To obtain anonymous credentials on a client, run ``kinit -n``, or

``kinit -n @REALMNAME`` to specify a realm.  The resulting tickets

will have the client name ``WELLKNOWN/ANONYMOUS@WELLKNOWN:ANONYMOUS``.

Freshness tokens

----------------

Freshness tokens can ensure that the client has recently had access to

its certificate private key.  If freshness tokens are not required by

the KDC, a client program with temporary possession of the private key

can compose requests for future timestamps and use them later.

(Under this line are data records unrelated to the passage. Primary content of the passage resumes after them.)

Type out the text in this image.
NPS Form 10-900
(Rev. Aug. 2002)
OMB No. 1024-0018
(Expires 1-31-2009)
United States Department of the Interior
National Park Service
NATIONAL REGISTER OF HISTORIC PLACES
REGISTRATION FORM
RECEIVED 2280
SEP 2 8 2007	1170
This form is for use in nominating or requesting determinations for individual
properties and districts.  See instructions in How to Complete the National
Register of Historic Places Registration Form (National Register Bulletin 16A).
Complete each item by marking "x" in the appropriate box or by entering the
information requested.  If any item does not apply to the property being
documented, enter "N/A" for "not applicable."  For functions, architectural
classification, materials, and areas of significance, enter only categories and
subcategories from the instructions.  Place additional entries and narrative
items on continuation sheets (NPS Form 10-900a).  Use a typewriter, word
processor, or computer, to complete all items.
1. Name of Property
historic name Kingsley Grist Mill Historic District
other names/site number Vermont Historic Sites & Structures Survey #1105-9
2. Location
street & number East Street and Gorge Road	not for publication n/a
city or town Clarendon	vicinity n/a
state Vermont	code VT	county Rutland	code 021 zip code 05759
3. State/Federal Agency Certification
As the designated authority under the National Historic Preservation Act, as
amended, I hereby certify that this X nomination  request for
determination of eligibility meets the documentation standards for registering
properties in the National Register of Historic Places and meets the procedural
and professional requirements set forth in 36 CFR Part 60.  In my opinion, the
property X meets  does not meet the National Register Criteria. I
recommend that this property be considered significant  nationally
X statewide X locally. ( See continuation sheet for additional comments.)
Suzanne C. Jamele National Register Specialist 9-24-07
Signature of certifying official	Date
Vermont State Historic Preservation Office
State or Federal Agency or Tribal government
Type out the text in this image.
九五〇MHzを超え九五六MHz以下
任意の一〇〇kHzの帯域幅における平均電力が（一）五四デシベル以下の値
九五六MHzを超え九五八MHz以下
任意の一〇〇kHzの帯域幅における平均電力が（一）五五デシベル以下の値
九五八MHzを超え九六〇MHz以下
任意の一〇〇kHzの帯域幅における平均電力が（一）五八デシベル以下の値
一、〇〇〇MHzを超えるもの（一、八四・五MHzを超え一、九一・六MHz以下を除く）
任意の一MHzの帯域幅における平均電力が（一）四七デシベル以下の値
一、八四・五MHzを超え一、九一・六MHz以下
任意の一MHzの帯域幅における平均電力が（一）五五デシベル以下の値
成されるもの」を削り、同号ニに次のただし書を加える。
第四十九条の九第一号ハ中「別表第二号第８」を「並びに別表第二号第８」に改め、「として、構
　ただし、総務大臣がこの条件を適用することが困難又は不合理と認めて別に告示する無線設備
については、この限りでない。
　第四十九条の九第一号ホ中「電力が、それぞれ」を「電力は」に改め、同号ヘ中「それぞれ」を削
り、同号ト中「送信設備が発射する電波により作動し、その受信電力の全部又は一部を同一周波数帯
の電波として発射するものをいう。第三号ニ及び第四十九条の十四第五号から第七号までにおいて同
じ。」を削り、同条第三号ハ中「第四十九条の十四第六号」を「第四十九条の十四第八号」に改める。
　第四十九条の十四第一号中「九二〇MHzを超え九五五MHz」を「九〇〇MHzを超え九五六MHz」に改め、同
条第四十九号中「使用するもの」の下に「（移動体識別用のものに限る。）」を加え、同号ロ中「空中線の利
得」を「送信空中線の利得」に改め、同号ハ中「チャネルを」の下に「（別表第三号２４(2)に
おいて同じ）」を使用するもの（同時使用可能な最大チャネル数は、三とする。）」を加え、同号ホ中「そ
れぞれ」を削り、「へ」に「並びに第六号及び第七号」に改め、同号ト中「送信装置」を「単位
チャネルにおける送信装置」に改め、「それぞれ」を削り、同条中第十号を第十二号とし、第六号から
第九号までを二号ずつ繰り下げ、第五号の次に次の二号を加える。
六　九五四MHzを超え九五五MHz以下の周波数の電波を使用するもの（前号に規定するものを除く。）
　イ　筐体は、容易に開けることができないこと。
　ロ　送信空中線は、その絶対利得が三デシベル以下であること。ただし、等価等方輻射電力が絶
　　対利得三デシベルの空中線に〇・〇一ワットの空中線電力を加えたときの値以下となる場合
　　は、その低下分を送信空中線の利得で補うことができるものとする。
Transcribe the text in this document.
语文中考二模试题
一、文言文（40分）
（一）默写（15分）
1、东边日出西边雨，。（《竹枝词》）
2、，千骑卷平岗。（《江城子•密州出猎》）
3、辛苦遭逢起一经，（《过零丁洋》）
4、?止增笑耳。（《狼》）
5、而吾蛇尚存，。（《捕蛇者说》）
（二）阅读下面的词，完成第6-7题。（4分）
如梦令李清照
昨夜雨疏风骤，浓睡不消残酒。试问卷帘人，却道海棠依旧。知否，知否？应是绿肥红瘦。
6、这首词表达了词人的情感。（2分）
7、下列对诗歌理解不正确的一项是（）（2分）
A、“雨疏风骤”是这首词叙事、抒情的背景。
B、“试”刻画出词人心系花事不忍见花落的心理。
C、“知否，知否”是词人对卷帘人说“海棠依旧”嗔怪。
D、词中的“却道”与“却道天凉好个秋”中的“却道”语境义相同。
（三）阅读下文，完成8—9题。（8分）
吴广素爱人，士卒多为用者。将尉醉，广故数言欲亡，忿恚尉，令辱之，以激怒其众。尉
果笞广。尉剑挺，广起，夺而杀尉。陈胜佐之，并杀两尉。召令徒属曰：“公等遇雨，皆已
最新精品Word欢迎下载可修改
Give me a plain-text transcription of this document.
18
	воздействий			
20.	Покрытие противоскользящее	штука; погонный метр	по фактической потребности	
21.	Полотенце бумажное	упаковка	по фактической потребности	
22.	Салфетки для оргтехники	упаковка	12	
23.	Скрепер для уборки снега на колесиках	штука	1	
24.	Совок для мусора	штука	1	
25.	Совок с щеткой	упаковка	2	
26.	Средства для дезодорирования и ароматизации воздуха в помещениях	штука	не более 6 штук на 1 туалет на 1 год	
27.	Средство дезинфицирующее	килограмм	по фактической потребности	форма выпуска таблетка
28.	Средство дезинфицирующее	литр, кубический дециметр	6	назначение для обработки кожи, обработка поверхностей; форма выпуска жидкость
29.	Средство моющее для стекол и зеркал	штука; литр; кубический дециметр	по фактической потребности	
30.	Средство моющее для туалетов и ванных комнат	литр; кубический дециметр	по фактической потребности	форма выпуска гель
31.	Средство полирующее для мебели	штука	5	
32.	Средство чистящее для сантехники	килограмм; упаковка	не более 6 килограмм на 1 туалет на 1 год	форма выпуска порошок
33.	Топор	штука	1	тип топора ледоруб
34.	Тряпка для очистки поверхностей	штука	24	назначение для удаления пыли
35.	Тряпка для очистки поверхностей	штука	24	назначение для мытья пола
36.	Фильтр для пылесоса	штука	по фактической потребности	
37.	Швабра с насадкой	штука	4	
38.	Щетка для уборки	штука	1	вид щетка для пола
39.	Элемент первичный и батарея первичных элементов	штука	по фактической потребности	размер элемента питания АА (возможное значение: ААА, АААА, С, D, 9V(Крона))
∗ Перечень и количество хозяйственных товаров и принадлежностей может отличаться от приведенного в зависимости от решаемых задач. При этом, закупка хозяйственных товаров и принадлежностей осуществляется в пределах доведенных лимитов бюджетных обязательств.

In release 1.17 and later, freshness tokens are supported by the

client and are sent by the KDC when the client indicates support for

them.  Because not all clients support freshness tokens yet, they are

not required by default.  To check if freshness tokens are supported

by a realm's clients, look in the KDC logs for the lines::

    PKINIT: freshness token received from <client principal>

    PKINIT: no freshness token received from <client principal>

To require freshness tokens for all clients in a realm (except for

clients authenticating anonymously), set the

**pkinit_require_freshness** variable to ``true`` in the appropriate

:ref:`kdc_realms` subsection of the KDC's :ref:`kdc.conf(5)` file.  To

test that this option is in effect, run ``kinit -X disable_freshness``

and verify that authentication is unsuccessful.